Сидевший в кресле со свежей газетой Эрнесто-старший скептически приподнял бровь, но промолчал. Заметно постаревший неудачливый бизнесмен и средней руки архитектор, он уже давно привык жить за счет доходов с унаследованной женой плантации чая-матэ и в последние годы не особо вмешивался в семейные дела, частенько проводя время вдали от дома, в компании молоденьких девушек из окрестных деревень.
Донна Селия тоже молчала, оставив свои сомнения при себе. Если ее малыш Эрнестино хочет, чтобы позвали бабушку Паолу, если он верит, что она ему поможет, то так оно и будет. Для старшего сына донна Селия была готова пойти на что угодно, ведь он был ее любимцем. К тому же она по-прежнему крепко верила, что судьбой ему предначертано стать великим человеком.
Войдя в комнату, бабушка Паола не только заперла за собой дверь на ключ, но и вбила в порог принесенные с собой три больших железных гвоздя, крепко заклинив дверь в спальню внука, затем завесила окна плотными занавесками и долго чертила вокруг кровати Эрнесто переплетающиеся друг с другом линии, составляющие завораживающий взгляд узор. Закончив с ними, она расставила по всей комнате множество свечей и медленно, словно соблюдая особый ритуал, зажгла их от длинной белой лучины – одну за другой, что-то неслышно нашептывая над каждым новым огоньком.
Комната наполнилась теплым, неровным светом; белые толстые церковные свечи горели ровно и пахли ладаном; неровные же самодельные из красного воска немилосердно чадили и наполняли комнату удушливым запахом гнилого дерева и болота. Их тающий воск смешивался на полу в горячие двухцветные лужицы.
В центр комнаты бабушка Паола выволокла тумбочку, накинула на нее белую скатерть и выложила горку самого разнообразного хлама – птичьи кости и связки сушеных трав, какие-то веточки и длинные щепки, спутанные мотки металлической проволоки и осколки зеленого стекла, речную гальку разной формы и размеров, старую фарфоровую сахарницу, тонкую золотую цепочку и початую бутылку крепкого красного вина.
Затем она подожгла пучки трав, от чего комнату быстро наполнил смешавшийся с чадом свечей густой пахучий дым, уселась прямо на начерченные на полу узоры, взяла поудобнее похожий на слабо натянутый лук однострунный беримбау и начала наигрывать монотонный, заунывный мотив. В такт ему бабушка что-то напевала на непонятном, почти вымершем языке пуэльче, том самом, о котором рассказывала своему внуку еще в детстве. Этот мелодичный, похожий на птичье щебетание напев обволакивал и окутывал Эрнесто словно кокон.
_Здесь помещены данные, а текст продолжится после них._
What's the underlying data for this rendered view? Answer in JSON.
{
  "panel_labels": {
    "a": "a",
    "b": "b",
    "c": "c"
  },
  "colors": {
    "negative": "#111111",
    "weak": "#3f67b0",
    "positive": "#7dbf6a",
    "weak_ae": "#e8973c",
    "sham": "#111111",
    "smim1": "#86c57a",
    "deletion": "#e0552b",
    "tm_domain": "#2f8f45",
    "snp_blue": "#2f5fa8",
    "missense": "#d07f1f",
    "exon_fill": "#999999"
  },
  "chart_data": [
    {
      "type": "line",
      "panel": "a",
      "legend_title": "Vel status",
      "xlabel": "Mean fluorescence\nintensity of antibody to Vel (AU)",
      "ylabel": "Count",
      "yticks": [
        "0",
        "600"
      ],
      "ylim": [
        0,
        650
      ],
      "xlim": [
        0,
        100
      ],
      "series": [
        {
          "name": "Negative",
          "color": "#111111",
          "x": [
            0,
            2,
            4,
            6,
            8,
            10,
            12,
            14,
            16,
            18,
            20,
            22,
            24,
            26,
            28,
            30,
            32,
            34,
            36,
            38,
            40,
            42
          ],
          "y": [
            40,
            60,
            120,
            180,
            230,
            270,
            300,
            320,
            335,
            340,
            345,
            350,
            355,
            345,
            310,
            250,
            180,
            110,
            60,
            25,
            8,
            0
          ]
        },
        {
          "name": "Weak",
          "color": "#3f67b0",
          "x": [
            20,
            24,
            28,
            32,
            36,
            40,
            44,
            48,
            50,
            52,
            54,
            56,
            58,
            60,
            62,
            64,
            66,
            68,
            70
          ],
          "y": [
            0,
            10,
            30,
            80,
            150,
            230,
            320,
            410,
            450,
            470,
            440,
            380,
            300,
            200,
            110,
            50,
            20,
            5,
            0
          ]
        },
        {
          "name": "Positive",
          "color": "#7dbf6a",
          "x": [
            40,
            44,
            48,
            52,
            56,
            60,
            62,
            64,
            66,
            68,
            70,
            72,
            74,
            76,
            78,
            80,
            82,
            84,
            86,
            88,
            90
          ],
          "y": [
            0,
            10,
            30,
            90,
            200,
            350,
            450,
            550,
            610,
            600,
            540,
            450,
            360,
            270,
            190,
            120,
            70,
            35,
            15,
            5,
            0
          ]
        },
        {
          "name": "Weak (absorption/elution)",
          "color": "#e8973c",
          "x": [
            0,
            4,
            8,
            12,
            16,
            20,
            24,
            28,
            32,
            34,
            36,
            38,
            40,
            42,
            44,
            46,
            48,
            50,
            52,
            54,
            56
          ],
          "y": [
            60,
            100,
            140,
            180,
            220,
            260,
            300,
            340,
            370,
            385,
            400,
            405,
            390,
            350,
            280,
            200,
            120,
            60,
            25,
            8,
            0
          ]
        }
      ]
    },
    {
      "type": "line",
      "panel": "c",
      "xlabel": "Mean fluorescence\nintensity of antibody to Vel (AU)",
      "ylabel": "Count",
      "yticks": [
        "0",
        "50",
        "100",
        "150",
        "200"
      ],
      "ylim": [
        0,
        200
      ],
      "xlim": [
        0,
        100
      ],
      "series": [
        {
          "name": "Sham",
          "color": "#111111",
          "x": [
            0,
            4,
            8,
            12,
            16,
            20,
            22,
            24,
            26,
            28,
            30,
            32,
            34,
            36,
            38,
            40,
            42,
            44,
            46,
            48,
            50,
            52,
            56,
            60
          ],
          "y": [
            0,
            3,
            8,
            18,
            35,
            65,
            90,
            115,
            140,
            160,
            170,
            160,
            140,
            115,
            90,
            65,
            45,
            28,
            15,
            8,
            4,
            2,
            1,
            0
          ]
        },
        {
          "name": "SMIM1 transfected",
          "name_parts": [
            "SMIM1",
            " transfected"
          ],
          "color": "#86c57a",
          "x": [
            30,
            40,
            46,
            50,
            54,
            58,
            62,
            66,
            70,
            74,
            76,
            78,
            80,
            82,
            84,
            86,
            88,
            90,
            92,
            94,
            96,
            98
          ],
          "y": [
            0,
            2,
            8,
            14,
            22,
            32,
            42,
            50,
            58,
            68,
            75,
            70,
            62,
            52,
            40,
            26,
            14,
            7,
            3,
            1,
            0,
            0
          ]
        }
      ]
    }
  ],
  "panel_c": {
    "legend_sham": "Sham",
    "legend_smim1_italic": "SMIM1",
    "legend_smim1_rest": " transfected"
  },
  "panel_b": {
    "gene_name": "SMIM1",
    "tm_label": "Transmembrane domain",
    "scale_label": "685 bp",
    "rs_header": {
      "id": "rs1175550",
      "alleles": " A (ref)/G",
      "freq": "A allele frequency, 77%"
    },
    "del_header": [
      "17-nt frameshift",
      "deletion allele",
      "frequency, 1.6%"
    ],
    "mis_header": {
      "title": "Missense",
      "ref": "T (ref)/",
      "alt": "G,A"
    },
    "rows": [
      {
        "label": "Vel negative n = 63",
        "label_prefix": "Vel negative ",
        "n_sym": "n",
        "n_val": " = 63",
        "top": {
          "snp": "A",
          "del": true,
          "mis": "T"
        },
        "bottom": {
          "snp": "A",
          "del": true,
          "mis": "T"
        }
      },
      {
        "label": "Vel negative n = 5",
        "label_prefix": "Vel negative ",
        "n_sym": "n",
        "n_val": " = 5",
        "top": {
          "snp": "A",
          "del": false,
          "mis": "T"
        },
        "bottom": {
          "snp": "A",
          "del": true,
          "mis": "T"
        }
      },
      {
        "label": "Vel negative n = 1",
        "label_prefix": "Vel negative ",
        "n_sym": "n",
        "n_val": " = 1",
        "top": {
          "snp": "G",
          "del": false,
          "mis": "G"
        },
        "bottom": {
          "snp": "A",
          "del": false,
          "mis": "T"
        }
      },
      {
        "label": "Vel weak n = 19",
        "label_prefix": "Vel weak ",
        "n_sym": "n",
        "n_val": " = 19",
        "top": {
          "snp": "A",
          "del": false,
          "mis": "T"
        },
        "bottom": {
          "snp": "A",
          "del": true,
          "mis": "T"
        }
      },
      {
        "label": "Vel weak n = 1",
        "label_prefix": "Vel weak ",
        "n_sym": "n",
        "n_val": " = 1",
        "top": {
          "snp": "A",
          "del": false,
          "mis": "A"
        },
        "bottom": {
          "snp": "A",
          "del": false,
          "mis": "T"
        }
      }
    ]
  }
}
От заполнившего комнату тусклого неровного света свечей и густого дыма, незнакомых тягучих слов и завораживающей мелодии у Эрнесто кружилась голова. Словно в тумане он видел смутный силуэт своей абуэлы с беримбау в руках, и ему казалось, что мир потускнел и потерял цвета. Стены растаяли в зыбком мареве, прятавшиеся ранее по углам комнаты обычно безобидные тени внезапно обрели плотность и объем и хищно поползли к его кровати. «Почти так же, как в Мачу-Пикчу», – безразлично подумал Эрнесто.
Как и на старинных развалинах в Перу, эти тени тоже жадно тянули к нему свои прозрачные руки, и Эрнесто казалось, что он физически ощущает их влажные холодные прикосновения. Откуда-то издалека до него доносился хор возмущенных голосов, временами сменявшийся пронзительными криками.
Тем временем мягкий и тихий голос абуэлы изменился, произносимые ею непонятные слова стали звучать громче и требовательнее. Бабушка больше не убеждала и не просила – она приказывала, и хищно тянувшиеся к Эрнесто тени замерли, покачиваясь, словно змеи перед броском.